Ce n'est pas la première fois que l'exécutif se déchire sur le sujet. En août dernier, le ministre des Transports Alain Vidaliès s'était fait épingler par certains camarades pour des propos favorables aux pratiques discriminatoires lors des contrôles

 Le débat déchire le PS
Alors que le patron du PS, Jean-Christophe Cambadélis, mène une campagne tonitruante pour l'unité de la gauche , le sujet fait tache. Outre les attaques des autres formations de gauche, l'aile gauche du PS, à l'instar de Pouria Amirshahi, n'a de cesse de se désolidariser du gouvernement. "Les députés sont les représentants des citoyens, leurs porte-voix, clame le député.
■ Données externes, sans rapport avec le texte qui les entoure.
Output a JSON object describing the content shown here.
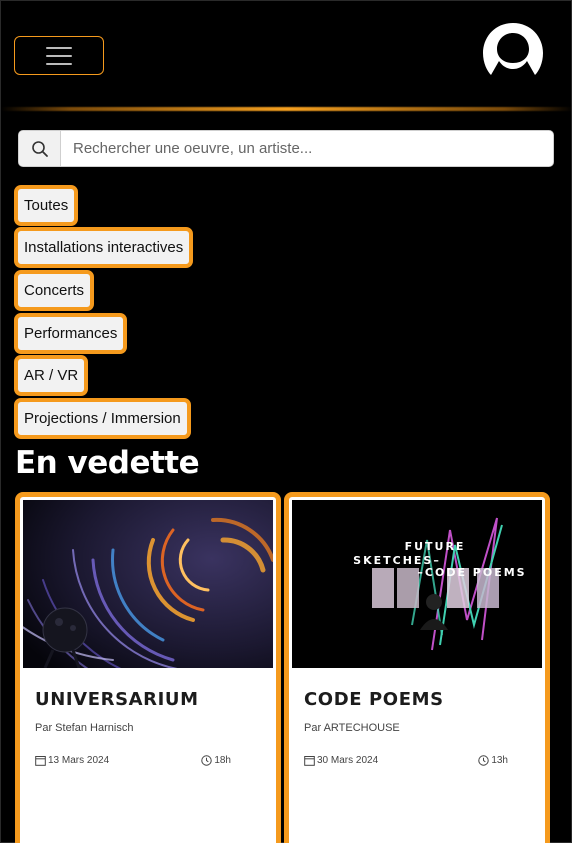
{
  "navbar": {
    "menu_button": "hamburger-menu",
    "logo": "arc-logo"
  },
  "search": {
    "placeholder": "Rechercher une oeuvre, un artiste...",
    "value": ""
  },
  "filters": [
    {
      "label": "Toutes"
    },
    {
      "label": "Installations interactives"
    },
    {
      "label": "Concerts"
    },
    {
      "label": "Performances"
    },
    {
      "label": "AR / VR"
    },
    {
      "label": "Projections / Immersion"
    }
  ],
  "featured": {
    "title": "En vedette",
    "cards": [
      {
        "title": "UNIVERSARIUM",
        "author": "Par Stefan Harnisch",
        "date": "13 Mars 2024",
        "time": "18h"
      },
      {
        "title": "CODE POEMS",
        "author": "Par ARTECHOUSE",
        "date": "30 Mars 2024",
        "time": "13h",
        "poster_text": [
          "FUTURE",
          "SKETCHES–",
          "–CODE POEMS"
        ]
      }
    ]
  },
  "colors": {
    "accent": "#f59a1d",
    "background": "#000000",
    "chip_bg": "#f2f2f2"
  },
  "icons": [
    "menu-icon",
    "logo-icon",
    "search-icon",
    "calendar-icon",
    "clock-icon"
  ]
}
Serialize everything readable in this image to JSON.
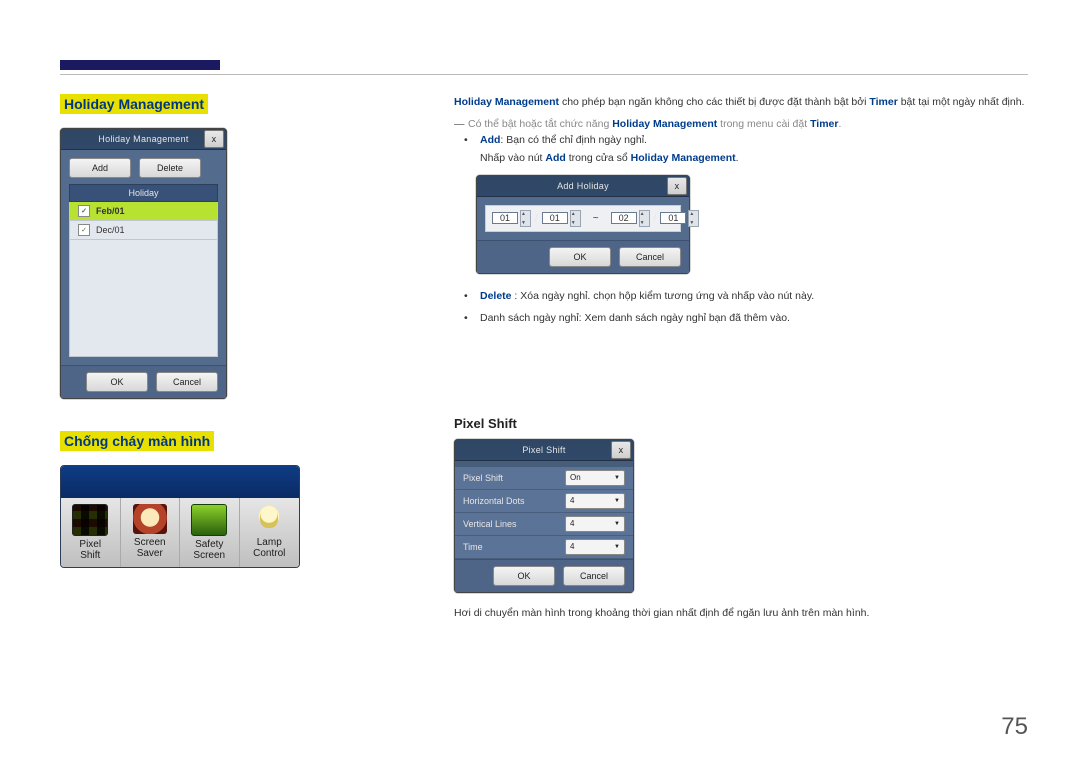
{
  "page_number": "75",
  "left": {
    "holiday_heading": "Holiday Management",
    "burn_heading": "Chống cháy màn hình",
    "holiday_dialog": {
      "title": "Holiday Management",
      "add_label": "Add",
      "delete_label": "Delete",
      "col_header": "Holiday",
      "rows": [
        {
          "date": "Feb/01",
          "selected": true,
          "checked": true
        },
        {
          "date": "Dec/01",
          "selected": false,
          "checked": true
        }
      ],
      "ok": "OK",
      "cancel": "Cancel"
    },
    "burnbar": {
      "items": [
        {
          "line1": "Pixel",
          "line2": "Shift"
        },
        {
          "line1": "Screen",
          "line2": "Saver"
        },
        {
          "line1": "Safety",
          "line2": "Screen"
        },
        {
          "line1": "Lamp",
          "line2": "Control"
        }
      ]
    }
  },
  "right": {
    "intro_prefix": "Holiday Management",
    "intro_rest": " cho phép bạn ngăn không cho các thiết bị được đặt thành bật bởi ",
    "intro_timer": "Timer",
    "intro_tail": " bật tại một ngày nhất định.",
    "dash_line_pre": "Có thể bật hoặc tắt chức năng ",
    "dash_line_hm": "Holiday Management",
    "dash_line_mid": " trong menu cài đặt ",
    "dash_line_timer": "Timer",
    "dash_line_end": ".",
    "bullet_add_label": "Add",
    "bullet_add_text": ": Bạn có thể chỉ định ngày nghỉ.",
    "bullet_add_sub_pre": "Nhấp vào nút ",
    "bullet_add_sub_add": "Add",
    "bullet_add_sub_mid": " trong cửa sổ ",
    "bullet_add_sub_hm": "Holiday Management",
    "bullet_add_sub_end": ".",
    "add_dialog": {
      "title": "Add Holiday",
      "from_month": "01",
      "from_day": "01",
      "to_month": "02",
      "to_day": "01",
      "ok": "OK",
      "cancel": "Cancel"
    },
    "bullet_delete_label": "Delete",
    "bullet_delete_text": " : Xóa ngày nghỉ. chọn hộp kiểm tương ứng và nhấp vào nút này.",
    "bullet_list_text": "Danh sách ngày nghỉ: Xem danh sách ngày nghỉ bạn đã thêm vào.",
    "pixel_heading": "Pixel Shift",
    "pixel_dialog": {
      "title": "Pixel Shift",
      "rows": [
        {
          "label": "Pixel Shift",
          "value": "On"
        },
        {
          "label": "Horizontal Dots",
          "value": "4"
        },
        {
          "label": "Vertical Lines",
          "value": "4"
        },
        {
          "label": "Time",
          "value": "4"
        }
      ],
      "ok": "OK",
      "cancel": "Cancel"
    },
    "pixel_text": "Hơi di chuyển màn hình trong khoảng thời gian nhất định để ngăn lưu ảnh trên màn hình."
  }
}
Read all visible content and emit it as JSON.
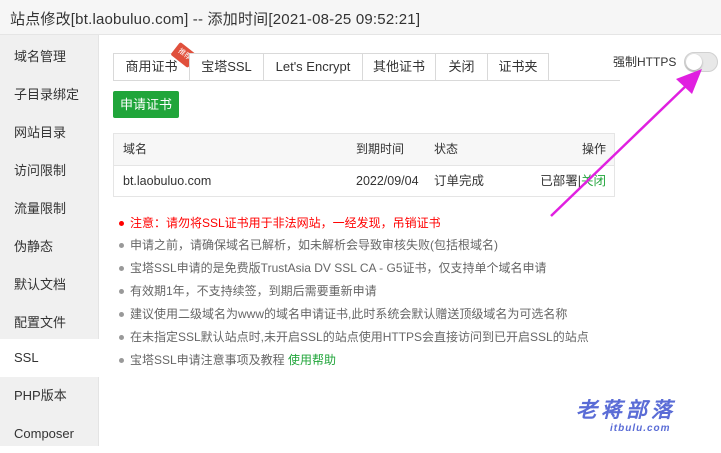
{
  "window": {
    "title": "站点修改[bt.laobuluo.com] -- 添加时间[2021-08-25 09:52:21]"
  },
  "sidebar": {
    "items": [
      {
        "label": "域名管理"
      },
      {
        "label": "子目录绑定"
      },
      {
        "label": "网站目录"
      },
      {
        "label": "访问限制"
      },
      {
        "label": "流量限制"
      },
      {
        "label": "伪静态"
      },
      {
        "label": "默认文档"
      },
      {
        "label": "配置文件"
      },
      {
        "label": "SSL"
      },
      {
        "label": "PHP版本"
      },
      {
        "label": "Composer"
      }
    ],
    "active": "SSL"
  },
  "tabs": [
    {
      "label": "商用证书",
      "badge": "推荐"
    },
    {
      "label": "宝塔SSL"
    },
    {
      "label": "Let's Encrypt"
    },
    {
      "label": "其他证书"
    },
    {
      "label": "关闭"
    },
    {
      "label": "证书夹"
    }
  ],
  "active_tab": "宝塔SSL",
  "force_https": {
    "label": "强制HTTPS",
    "enabled": false
  },
  "apply_button": "申请证书",
  "table": {
    "headers": [
      "域名",
      "到期时间",
      "状态",
      "操作"
    ],
    "rows": [
      {
        "domain": "bt.laobuluo.com",
        "expire": "2022/09/04",
        "status": "订单完成",
        "deployed": "已部署",
        "separator": "|",
        "action": "关闭"
      }
    ]
  },
  "notes": [
    {
      "text": "注意：请勿将SSL证书用于非法网站，一经发现，吊销证书",
      "warning": true
    },
    {
      "text": "申请之前，请确保域名已解析，如未解析会导致审核失败(包括根域名)"
    },
    {
      "text": "宝塔SSL申请的是免费版TrustAsia DV SSL CA - G5证书，仅支持单个域名申请"
    },
    {
      "text": "有效期1年，不支持续签，到期后需要重新申请"
    },
    {
      "text": "建议使用二级域名为www的域名申请证书,此时系统会默认赠送顶级域名为可选名称"
    },
    {
      "text": "在未指定SSL默认站点时,未开启SSL的站点使用HTTPS会直接访问到已开启SSL的站点"
    },
    {
      "text": "宝塔SSL申请注意事项及教程",
      "link": "使用帮助"
    }
  ],
  "watermark": {
    "main": "老蒋部落",
    "sub": "itbulu.com"
  },
  "colors": {
    "accent": "#20a53a",
    "warning": "#ff0000",
    "annotation_arrow": "#e020e0",
    "watermark": "#5a6cd6"
  }
}
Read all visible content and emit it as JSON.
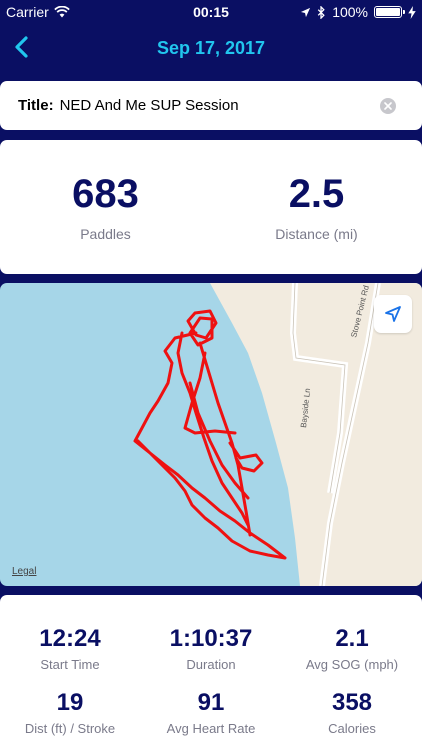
{
  "status_bar": {
    "carrier": "Carrier",
    "time": "00:15",
    "battery_percent": "100%",
    "battery_level": 1.0
  },
  "nav": {
    "title": "Sep 17, 2017"
  },
  "session": {
    "title_label": "Title:",
    "title_value": "NED And Me SUP Session"
  },
  "summary": [
    {
      "value": "683",
      "label": "Paddles"
    },
    {
      "value": "2.5",
      "label": "Distance (mi)"
    }
  ],
  "map": {
    "roads": [
      "Bayside Ln",
      "Stove Point Rd"
    ],
    "legal": "Legal",
    "colors": {
      "water": "#a6d6e8",
      "land": "#f2ebdf",
      "track": "#ee1111"
    }
  },
  "stats": [
    {
      "value": "12:24",
      "label": "Start Time"
    },
    {
      "value": "1:10:37",
      "label": "Duration"
    },
    {
      "value": "2.1",
      "label": "Avg SOG (mph)"
    },
    {
      "value": "19",
      "label": "Dist (ft) / Stroke"
    },
    {
      "value": "91",
      "label": "Avg Heart Rate"
    },
    {
      "value": "358",
      "label": "Calories"
    }
  ],
  "colors": {
    "background": "#0a0f63",
    "accent": "#21c6ee",
    "value_text": "#0a0f63"
  }
}
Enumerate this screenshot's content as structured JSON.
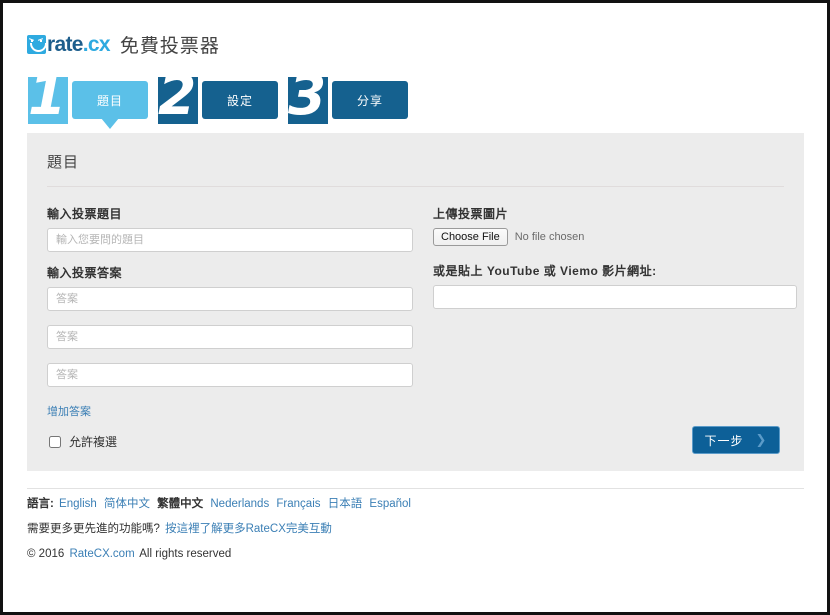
{
  "brand": {
    "logo_icon": "smiley-square-icon",
    "name_primary": "rate",
    "name_suffix": ".cx",
    "tagline": "免費投票器",
    "accent_light": "#5bc0e8",
    "accent_dark": "#15618f",
    "link_color": "#3b7fb5"
  },
  "steps": [
    {
      "number": "1",
      "label": "題目",
      "state": "active"
    },
    {
      "number": "2",
      "label": "設定",
      "state": "idle"
    },
    {
      "number": "3",
      "label": "分享",
      "state": "idle"
    }
  ],
  "panel": {
    "title": "題目",
    "left": {
      "question_label": "輸入投票題目",
      "question_placeholder": "輸入您要問的題目",
      "question_value": "",
      "answers_label": "輸入投票答案",
      "answer_placeholder": "答案",
      "answers": [
        "",
        "",
        ""
      ],
      "add_answer_link": "增加答案",
      "multi_select_label": "允許複選",
      "multi_select_checked": false
    },
    "right": {
      "upload_label": "上傳投票圖片",
      "file_button": "Choose File",
      "file_status": "No file chosen",
      "video_label": "或是貼上 YouTube 或 Viemo 影片網址:",
      "video_placeholder": "",
      "video_value": ""
    },
    "next_button": "下一步",
    "next_chevron": "chevron-right-icon"
  },
  "footer": {
    "language_label": "語言:",
    "languages": [
      {
        "name": "English",
        "current": false
      },
      {
        "name": "简体中文",
        "current": false
      },
      {
        "name": "繁體中文",
        "current": true
      },
      {
        "name": "Nederlands",
        "current": false
      },
      {
        "name": "Français",
        "current": false
      },
      {
        "name": "日本語",
        "current": false
      },
      {
        "name": "Español",
        "current": false
      }
    ],
    "promo_text": "需要更多更先進的功能嗎?",
    "promo_link": "按這裡了解更多RateCX完美互動",
    "copyright_prefix": "© 2016",
    "copyright_link": "RateCX.com",
    "copyright_suffix": "All rights reserved"
  }
}
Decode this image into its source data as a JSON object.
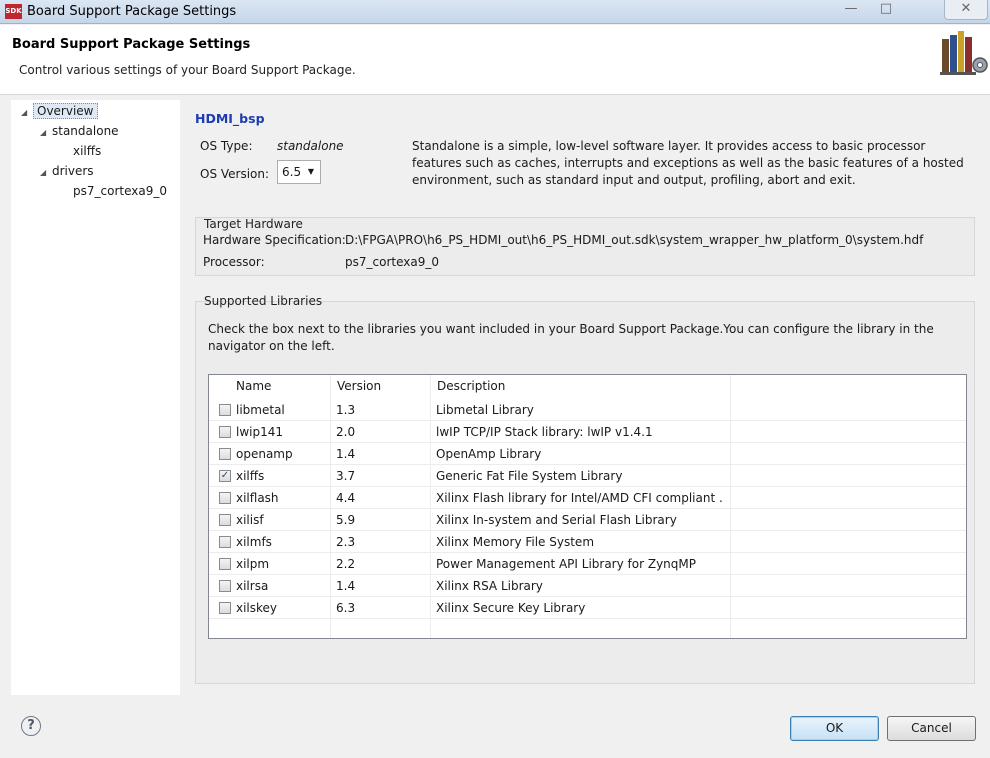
{
  "window": {
    "app_icon_text": "SDK",
    "title": "Board Support Package Settings",
    "min_symbol": "—",
    "max_symbol": "□",
    "close_symbol": "✕"
  },
  "header": {
    "title": "Board Support Package Settings",
    "description": "Control various settings of your Board Support Package.",
    "icon": "books-gear-icon"
  },
  "nav": {
    "items": [
      {
        "label": "Overview",
        "level": 0,
        "expanded": true,
        "selected": true
      },
      {
        "label": "standalone",
        "level": 1,
        "expanded": true
      },
      {
        "label": "xilffs",
        "level": 2
      },
      {
        "label": "drivers",
        "level": 1,
        "expanded": true
      },
      {
        "label": "ps7_cortexa9_0",
        "level": 2
      }
    ]
  },
  "overview": {
    "bsp_name": "HDMI_bsp",
    "os_type_label": "OS Type:",
    "os_type_value": "standalone",
    "os_version_label": "OS Version:",
    "os_version_value": "6.5",
    "os_description": "Standalone is a simple, low-level software layer. It provides access to basic processor features such as caches, interrupts and exceptions as well as the basic features of a hosted environment, such as standard input and output, profiling, abort and exit."
  },
  "target_hardware": {
    "title": "Target Hardware",
    "hw_spec_label": "Hardware Specification:",
    "hw_spec_value": "D:\\FPGA\\PRO\\h6_PS_HDMI_out\\h6_PS_HDMI_out.sdk\\system_wrapper_hw_platform_0\\system.hdf",
    "processor_label": "Processor:",
    "processor_value": "ps7_cortexa9_0"
  },
  "libraries": {
    "title": "Supported Libraries",
    "instructions": "Check the box next to the libraries you want included in your Board Support Package.You can configure the library in the navigator on the left.",
    "columns": [
      "Name",
      "Version",
      "Description"
    ],
    "rows": [
      {
        "name": "libmetal",
        "version": "1.3",
        "description": "Libmetal Library",
        "checked": false
      },
      {
        "name": "lwip141",
        "version": "2.0",
        "description": "lwIP TCP/IP Stack library: lwIP v1.4.1",
        "checked": false
      },
      {
        "name": "openamp",
        "version": "1.4",
        "description": "OpenAmp Library",
        "checked": false
      },
      {
        "name": "xilffs",
        "version": "3.7",
        "description": "Generic Fat File System Library",
        "checked": true
      },
      {
        "name": "xilflash",
        "version": "4.4",
        "description": "Xilinx Flash library for Intel/AMD CFI compliant ...",
        "checked": false
      },
      {
        "name": "xilisf",
        "version": "5.9",
        "description": "Xilinx In-system and Serial Flash Library",
        "checked": false
      },
      {
        "name": "xilmfs",
        "version": "2.3",
        "description": "Xilinx Memory File System",
        "checked": false
      },
      {
        "name": "xilpm",
        "version": "2.2",
        "description": "Power Management API Library for ZynqMP",
        "checked": false
      },
      {
        "name": "xilrsa",
        "version": "1.4",
        "description": "Xilinx RSA Library",
        "checked": false
      },
      {
        "name": "xilskey",
        "version": "6.3",
        "description": "Xilinx Secure Key Library",
        "checked": false
      }
    ]
  },
  "footer": {
    "help_symbol": "?",
    "ok_label": "OK",
    "cancel_label": "Cancel"
  }
}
Je ne suis pas le porte-parole de Manuel Valls."

Cela dit, impossible, sans l'aval du gouvernement, de déposer un nouveau texte à l'Assemblée. Résultat : d'autres formations vont s'en charger. Parmi les propositions de loi en préparation, celle de l'UDI Yves Pozzo di Borgo, qui a remis sur la table un texte déjà déposé fin 2012 après un long travail avec feu Dominique Baudis, l'ancien Défenseur des droits. "Ce débat doit être abordé", juge le sénateur centriste, pour qui "la logique du récépissé est intéressante. Lors des travaux menés il y a trois ans, on s'était rendu compte que ce dispositif, là où il était expérimenté, stabilisait les relations entre les gens et les forces de l'ordre." Le Sénat de droite débattant d'un engagement de François Hollande que sa propre majorité n'assume pas ? Le scénario est cocasse.

 En l'absence de loi, la décision de justice ouvrirait la voie à d'autres plaintes
L'Etat s'est-il mis lui-même dans le pétrin ? En juin, après la condamnation de l'Etat pour "faute lourde", l'un des avocats des plaignants, Félix Du Belloy, prédisait " une belle jurisprudence " après cette "injonction implicite faite aux policiers de justifier chaque contrôle". Si l'Etat s'expose à des centaines d'autres plaintes, c'est "tant mieux", assène Pouria Amirshahi. "Ça apprendra au gouvernement à refuser d'en passer par la loi. Tout est de sa faute. En outre, plus les citoyens usent de leurs droits, mieux c'est."

Le timing de ce pourvoi en cassation est d'autant plus ennuyeux pour le gouvernement que ce dernier a annoncé, à la rentrée, son souhait d'élaborer un projet de loi "contre les discriminations". Un texte qui doit être débattu à l'automne sous la houlette… de Christiane Taubira, celle-là même qui défend le récépissé lors des contrôles de police.